Gundel is a well-known restaurant located in the Budapest City Park, Hungary.

== History ==

A previous restaurant in the spot, Wampetich, opened in 1894. In 1910, Károly Gundel took over the Wampetich's lease and operated the restaurant. His son János Gundel, who had learned the hospitality trade at other hotels and restaurants, took over the restaurant's management. He created a dramatic and luxurious style that increased its popularity and created an international reputation.
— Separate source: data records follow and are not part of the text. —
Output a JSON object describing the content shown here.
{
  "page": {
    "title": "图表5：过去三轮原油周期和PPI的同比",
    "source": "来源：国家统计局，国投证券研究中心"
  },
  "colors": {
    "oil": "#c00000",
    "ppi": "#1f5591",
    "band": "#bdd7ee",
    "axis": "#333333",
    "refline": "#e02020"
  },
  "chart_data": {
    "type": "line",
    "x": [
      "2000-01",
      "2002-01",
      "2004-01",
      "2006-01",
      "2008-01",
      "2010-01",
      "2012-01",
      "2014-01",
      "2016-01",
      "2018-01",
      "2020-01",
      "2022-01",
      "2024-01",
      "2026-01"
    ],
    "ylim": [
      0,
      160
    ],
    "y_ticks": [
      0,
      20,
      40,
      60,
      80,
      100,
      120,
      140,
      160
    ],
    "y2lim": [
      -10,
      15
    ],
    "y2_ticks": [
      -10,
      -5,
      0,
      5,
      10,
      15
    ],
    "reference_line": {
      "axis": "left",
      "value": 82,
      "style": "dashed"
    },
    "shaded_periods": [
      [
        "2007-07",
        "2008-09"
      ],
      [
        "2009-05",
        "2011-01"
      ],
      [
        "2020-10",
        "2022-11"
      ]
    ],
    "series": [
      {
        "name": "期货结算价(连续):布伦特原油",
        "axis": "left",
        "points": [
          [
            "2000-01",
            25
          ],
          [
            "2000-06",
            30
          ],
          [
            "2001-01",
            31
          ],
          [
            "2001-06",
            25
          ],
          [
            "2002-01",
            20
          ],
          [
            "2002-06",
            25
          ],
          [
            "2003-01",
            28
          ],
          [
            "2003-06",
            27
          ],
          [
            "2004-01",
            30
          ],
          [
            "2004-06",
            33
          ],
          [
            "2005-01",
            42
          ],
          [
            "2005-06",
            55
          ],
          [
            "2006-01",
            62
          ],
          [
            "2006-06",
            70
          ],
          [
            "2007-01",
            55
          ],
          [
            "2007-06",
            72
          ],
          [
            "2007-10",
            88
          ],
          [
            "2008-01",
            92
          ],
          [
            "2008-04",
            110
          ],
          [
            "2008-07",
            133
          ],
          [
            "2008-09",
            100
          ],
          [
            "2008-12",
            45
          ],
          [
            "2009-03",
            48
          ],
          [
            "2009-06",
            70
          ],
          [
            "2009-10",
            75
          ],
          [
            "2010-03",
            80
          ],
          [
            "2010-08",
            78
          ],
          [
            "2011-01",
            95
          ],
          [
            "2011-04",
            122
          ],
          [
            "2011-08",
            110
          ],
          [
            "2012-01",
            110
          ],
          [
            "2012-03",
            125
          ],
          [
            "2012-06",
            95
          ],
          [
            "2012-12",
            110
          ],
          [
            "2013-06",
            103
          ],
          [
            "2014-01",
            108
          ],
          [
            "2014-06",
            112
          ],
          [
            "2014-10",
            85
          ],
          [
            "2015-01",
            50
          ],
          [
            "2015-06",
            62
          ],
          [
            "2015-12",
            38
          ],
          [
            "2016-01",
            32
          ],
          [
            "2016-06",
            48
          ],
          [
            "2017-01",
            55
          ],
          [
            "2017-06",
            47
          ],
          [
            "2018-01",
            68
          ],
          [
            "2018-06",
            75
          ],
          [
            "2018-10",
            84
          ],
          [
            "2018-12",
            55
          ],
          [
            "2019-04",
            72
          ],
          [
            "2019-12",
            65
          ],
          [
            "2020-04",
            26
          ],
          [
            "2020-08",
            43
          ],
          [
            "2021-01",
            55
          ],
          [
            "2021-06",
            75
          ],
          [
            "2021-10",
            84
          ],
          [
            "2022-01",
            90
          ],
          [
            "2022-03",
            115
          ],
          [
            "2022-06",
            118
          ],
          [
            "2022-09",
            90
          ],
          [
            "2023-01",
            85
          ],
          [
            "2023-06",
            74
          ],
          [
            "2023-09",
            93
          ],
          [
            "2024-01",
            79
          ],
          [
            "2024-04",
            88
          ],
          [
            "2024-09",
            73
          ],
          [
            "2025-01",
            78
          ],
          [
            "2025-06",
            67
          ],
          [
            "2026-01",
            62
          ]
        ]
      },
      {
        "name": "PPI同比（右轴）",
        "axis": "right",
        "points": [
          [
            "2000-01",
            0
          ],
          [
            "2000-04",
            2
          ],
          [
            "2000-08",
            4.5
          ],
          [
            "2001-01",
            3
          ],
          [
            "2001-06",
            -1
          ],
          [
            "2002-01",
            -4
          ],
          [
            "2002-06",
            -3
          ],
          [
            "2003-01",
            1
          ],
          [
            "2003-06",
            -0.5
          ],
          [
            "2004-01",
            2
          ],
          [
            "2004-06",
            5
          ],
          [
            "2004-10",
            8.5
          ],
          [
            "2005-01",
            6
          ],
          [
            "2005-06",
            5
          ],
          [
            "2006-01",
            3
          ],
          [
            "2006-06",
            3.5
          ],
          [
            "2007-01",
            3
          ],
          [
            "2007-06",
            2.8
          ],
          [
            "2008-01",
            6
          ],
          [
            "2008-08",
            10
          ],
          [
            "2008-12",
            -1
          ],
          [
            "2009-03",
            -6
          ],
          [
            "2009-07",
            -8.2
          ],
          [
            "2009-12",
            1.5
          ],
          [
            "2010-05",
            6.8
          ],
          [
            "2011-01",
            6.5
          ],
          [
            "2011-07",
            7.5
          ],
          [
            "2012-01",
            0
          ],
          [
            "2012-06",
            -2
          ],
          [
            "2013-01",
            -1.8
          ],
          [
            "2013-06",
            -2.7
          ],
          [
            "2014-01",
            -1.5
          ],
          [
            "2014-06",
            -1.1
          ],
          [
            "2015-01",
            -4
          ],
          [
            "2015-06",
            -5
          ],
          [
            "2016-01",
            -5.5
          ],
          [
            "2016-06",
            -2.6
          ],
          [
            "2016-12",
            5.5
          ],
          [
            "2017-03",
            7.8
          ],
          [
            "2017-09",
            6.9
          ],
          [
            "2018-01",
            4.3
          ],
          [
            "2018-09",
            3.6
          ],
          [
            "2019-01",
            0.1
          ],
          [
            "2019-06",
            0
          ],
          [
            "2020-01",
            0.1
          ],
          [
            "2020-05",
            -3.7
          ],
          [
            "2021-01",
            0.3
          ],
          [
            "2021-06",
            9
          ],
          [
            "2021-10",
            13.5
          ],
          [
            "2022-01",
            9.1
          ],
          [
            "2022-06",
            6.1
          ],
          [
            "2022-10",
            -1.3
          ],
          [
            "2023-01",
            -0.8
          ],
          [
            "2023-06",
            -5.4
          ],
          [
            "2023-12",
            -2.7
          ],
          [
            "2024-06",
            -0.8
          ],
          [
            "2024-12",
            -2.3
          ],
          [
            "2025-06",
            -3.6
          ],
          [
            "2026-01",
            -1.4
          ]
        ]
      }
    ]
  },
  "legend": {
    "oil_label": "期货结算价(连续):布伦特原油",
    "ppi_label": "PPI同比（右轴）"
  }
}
In 1939, the restaurant did the catering for the Hungarian contingent at 1939 World's Fair in New York City. In 1949, the restaurant was nationalized and operated by the state company of the Hungar Hotels, but it was reopened by Americans Ronald S. Lauder and George Lang in 1992. Consultants Adam Tihany and graphic artist Milton Glaser assisted in its design.

== Cuisine ==
One of Gundel's signature dishes is the Gundel palacsinta, a crepe with a filling made from rum, raisin, walnuts, and lemon zest, served with a chocolate sauce. Gundel also claims to have created Palóc soup, a soup that aimed to be "like goulash . . . yet not goulash," according to the Gundel web site.

== The Gay Hussar ==
Victor Sassie, the founder of The Gay Hussar restaurant (in Soho, London) served his apprenticeship under Gundel. Sassie was sent to Budapest by the British Hotel and Restaurant Association when he was seventeen. On his return to London in 1940, he established first the Budapest restaurant and then The Gay Hussar, which was to become popular with left wing politicians.